Jiwanya merana, hatinya remuk-rednm. pikirannya kacau balau dan bingung. Baru pertama kali ia merasai kenikmatan dan kebahagiaan cinta kasih yang mendalam dan baru pertama kali ini pula cinta kasih yang mendatangkan kebahagiaan itu menghancurkan hidupnya. Sampai dua pekan lebih ia berjalan terus, tiada hentinya, lupa makan lupa tidur, terus berjalan bagaikan mayat hidup!
Hanya satu pegangan yang menjadi tujuannya dan yang masih belum terlupa olehnya, yakni menuju ke Singosari, mengabdi kepada Sang Prabu Anusapati. Sifat jantan dan ksatria masih belum meninggalkannya. Pesan Begawan Jatadara masih menjadi pegangannya dan biarpun ia berjalan terus tanpa makan tanpa tidur tak pernah mengaso, namun ia masih menujukan tindakan kakinya ke Singosari!
Tubuhnya kurus kering, wajahnya pucat dan pandangan, matanya redup dan muram bagaikan dian kehabisan minyak. Tanpa diketahuinya, ia telah masuk ke dalam sebuah hutan besar di luar Ibu Kota Singosari. Tubuhnya mulai lemas, tindakan kakinya mulai tak tetap. Betapapun juga, tubuh yang tak terpelihara dan perut yang berhari-hari tak diisi, mata yang berhari-hari tak ditidurkan, membuat raganya lemah lunglai dan tak kuat menahan.
Terik matahari yang membakar membuat kepalanya berdenyut-denyut dan ketika ia tiba di bawah sebatang pohon waringin yang besar dan teduh, pergantian hawa yang tadinya panas membakar ke tempat yang teduh dan sejuk dingin, membuat ia menggigil dan tiba-tiba ia terhuyung-huyung dan robohlah Wisena di bawah pohon beringin itu, tak sadarkan diri!

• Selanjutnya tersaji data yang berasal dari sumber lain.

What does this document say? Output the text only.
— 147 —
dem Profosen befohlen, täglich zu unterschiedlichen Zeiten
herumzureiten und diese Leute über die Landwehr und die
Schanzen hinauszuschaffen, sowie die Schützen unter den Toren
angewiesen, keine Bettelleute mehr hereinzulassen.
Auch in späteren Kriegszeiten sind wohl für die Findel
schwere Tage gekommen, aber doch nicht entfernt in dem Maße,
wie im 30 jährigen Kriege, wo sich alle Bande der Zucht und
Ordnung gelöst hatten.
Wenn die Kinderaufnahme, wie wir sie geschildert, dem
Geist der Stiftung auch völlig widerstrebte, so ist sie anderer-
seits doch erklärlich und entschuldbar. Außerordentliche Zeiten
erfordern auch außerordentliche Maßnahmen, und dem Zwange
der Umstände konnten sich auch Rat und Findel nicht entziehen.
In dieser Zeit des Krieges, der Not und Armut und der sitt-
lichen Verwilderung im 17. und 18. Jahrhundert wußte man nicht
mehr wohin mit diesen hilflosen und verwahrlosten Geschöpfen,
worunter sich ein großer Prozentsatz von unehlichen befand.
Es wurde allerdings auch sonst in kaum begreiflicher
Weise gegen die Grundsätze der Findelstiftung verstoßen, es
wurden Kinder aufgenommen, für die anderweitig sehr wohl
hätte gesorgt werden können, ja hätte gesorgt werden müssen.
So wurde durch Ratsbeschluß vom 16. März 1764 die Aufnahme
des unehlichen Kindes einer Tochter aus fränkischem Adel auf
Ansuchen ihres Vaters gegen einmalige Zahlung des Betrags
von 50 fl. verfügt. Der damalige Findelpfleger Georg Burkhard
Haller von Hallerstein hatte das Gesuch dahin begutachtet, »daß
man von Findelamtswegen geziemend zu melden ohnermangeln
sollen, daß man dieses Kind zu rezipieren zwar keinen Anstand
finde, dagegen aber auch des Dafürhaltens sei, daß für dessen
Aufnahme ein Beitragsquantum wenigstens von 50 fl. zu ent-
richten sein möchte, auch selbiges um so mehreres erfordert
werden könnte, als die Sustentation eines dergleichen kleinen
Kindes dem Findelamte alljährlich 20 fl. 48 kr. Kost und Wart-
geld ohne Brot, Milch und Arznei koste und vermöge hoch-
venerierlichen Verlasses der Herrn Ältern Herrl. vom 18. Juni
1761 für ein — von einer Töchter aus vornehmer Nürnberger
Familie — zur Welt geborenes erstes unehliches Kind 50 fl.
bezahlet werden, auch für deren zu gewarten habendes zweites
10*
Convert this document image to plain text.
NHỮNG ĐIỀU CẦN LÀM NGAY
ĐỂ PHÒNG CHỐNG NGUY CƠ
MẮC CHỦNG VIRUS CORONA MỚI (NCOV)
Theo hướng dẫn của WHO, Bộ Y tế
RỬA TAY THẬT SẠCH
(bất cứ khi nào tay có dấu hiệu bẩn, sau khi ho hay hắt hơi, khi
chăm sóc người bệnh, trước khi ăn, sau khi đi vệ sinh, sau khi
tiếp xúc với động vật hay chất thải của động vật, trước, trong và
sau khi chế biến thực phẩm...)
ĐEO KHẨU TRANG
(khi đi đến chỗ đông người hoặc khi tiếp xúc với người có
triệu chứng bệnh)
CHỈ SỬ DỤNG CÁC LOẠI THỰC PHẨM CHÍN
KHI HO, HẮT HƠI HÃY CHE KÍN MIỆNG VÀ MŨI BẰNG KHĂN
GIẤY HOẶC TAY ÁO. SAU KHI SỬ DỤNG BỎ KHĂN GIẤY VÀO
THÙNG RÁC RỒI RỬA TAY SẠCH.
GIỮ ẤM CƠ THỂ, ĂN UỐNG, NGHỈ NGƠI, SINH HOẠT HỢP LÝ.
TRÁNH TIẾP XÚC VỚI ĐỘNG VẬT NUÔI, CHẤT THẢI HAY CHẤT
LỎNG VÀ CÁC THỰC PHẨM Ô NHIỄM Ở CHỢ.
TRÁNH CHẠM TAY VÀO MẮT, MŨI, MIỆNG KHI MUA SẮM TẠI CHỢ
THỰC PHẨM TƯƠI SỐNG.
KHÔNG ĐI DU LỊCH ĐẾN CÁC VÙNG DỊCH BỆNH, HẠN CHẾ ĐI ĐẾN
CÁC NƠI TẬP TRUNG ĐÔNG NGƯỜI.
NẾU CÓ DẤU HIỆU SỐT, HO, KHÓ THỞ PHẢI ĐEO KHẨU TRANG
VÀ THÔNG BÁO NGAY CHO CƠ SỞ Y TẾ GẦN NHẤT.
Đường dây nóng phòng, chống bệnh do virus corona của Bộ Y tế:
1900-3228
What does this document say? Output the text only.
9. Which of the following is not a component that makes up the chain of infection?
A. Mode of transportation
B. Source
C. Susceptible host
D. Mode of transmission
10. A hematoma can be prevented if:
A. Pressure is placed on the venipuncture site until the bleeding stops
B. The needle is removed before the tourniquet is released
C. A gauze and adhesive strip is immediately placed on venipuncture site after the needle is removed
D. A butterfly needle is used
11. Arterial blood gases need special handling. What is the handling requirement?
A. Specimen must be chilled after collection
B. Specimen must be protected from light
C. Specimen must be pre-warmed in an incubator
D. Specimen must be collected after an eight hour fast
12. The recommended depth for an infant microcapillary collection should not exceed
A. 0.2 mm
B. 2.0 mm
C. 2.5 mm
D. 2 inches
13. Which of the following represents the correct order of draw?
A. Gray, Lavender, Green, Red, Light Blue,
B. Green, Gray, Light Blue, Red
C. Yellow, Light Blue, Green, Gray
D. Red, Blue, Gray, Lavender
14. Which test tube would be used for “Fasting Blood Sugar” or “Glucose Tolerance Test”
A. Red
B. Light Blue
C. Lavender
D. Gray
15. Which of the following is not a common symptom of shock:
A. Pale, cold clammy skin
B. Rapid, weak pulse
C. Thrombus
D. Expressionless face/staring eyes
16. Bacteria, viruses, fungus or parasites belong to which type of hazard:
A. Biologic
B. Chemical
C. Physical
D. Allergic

Namun pemuda ini memang memiliki raga yang kuat sekali. Sungguhpun tiada tenaga lagi di dalam tubuh, kesadarannya timbul kembali, sedikit demi sedikit dan teli-raganya dapat menangkap suara suling bambu yang merdu mengayun kalbu.
"Ah, ada suara suling.... tanda bahwa di sini ada orang... tentu dekat kampung... mengapa aku selemah ini? Mengapa aku berputus asa...? Bukan laku seorang ksatria! Ah, Wisena.... Wisena, tidak malukah engkau...?" demikianlah bibirnya berbisik menurutkan suara hatinya.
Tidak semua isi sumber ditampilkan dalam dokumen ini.